The government is facing fresh calls to help increase wages as inflation continues to rise at its fastest rate in 40 years.
According to the Office for National Statistics, the retail prices index (RPI), which is no longer an official statistic but is a measure which many trade unions base their pay negotiations on, rose to 11.7% from 11.1% last month. This is the highest it has been since the last quarter of 1981, when RPI hit 11.9%
The consumer prices index (CPI) measure of inflation hit 9.1% in the 12 months to May 2022 – its highest since March 1982. However, it had only grown marginally compared with the year to April 2022, when CPI was recorded at 9%.
The Bank of England has warned that CPI could reach 11% this year.
Workers’ wages are falling well behind inflation, with the average pay deal in the three months to the end of May 2022 reaching 4% – the highest level of pay growth in 30 years.
TUC general secretary Frances O’Grady said the government needed to stand up for working people, as inflation had risen twice as fast as average pay.
Pay and the cost of living
“Let’s be clear, inflation is not being driven by nurses and care workers wanting enough pay to keep food on the table without visiting a foodbank. And if the government does not do more to protect wages and spending, we are at growing risk of a recession that will devastate families and businesses,” she said.
“The government must defend wages with decent pay rises in the public sector and fair pay agreements in the private sector. And we need a long-term plan to make the UK more resilient, including a revival in UK manufacturing. This would protect us from future global shocks pushing up inflation.”
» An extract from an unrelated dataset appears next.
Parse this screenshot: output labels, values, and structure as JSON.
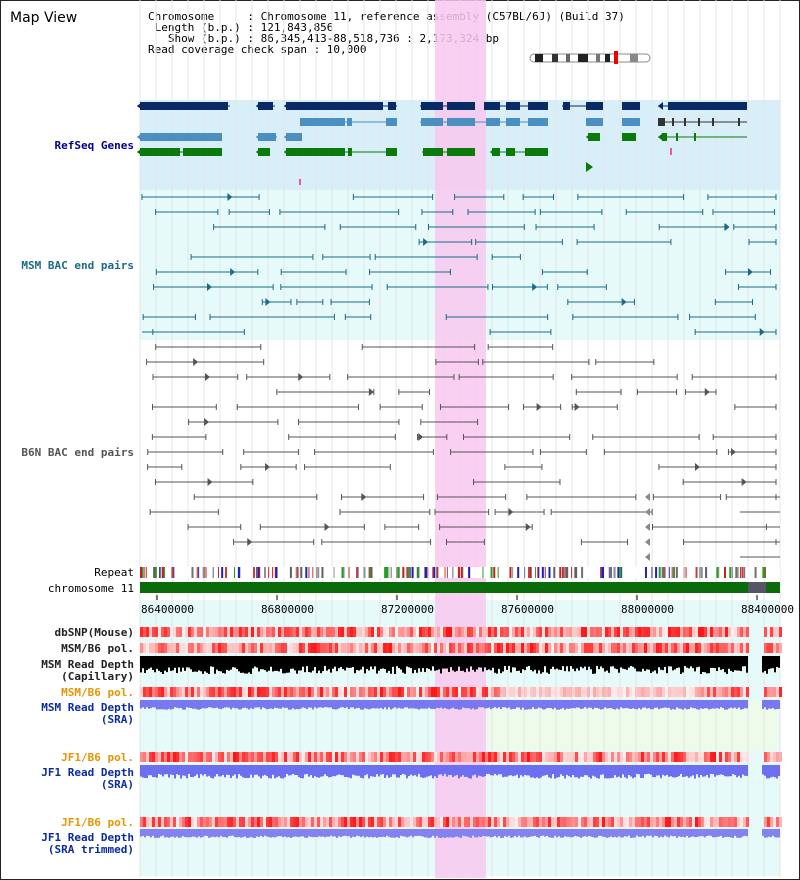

Yesterday, prime minister Boris Johnson said “too high” pay demands being made by unions including the RMT, which has organised a strike across the rail network on several days this week, would make it difficult to keep price rises in check.
Anna Leach, the CBI’s deputy chief economist, said the businesses that are most exposed to higher costs should expect “much pain” over the coming months.
She said: “The void left by falling household spending must be filled by government action to shore up both near and long-term economic growth. Committing to a permanent successor to the superdeduction, as well as supporting green infrastructure and technologies that help cut energy bills in homes and businesses, will both boost economic confidence and reduce exposure to volatile global energy prices.”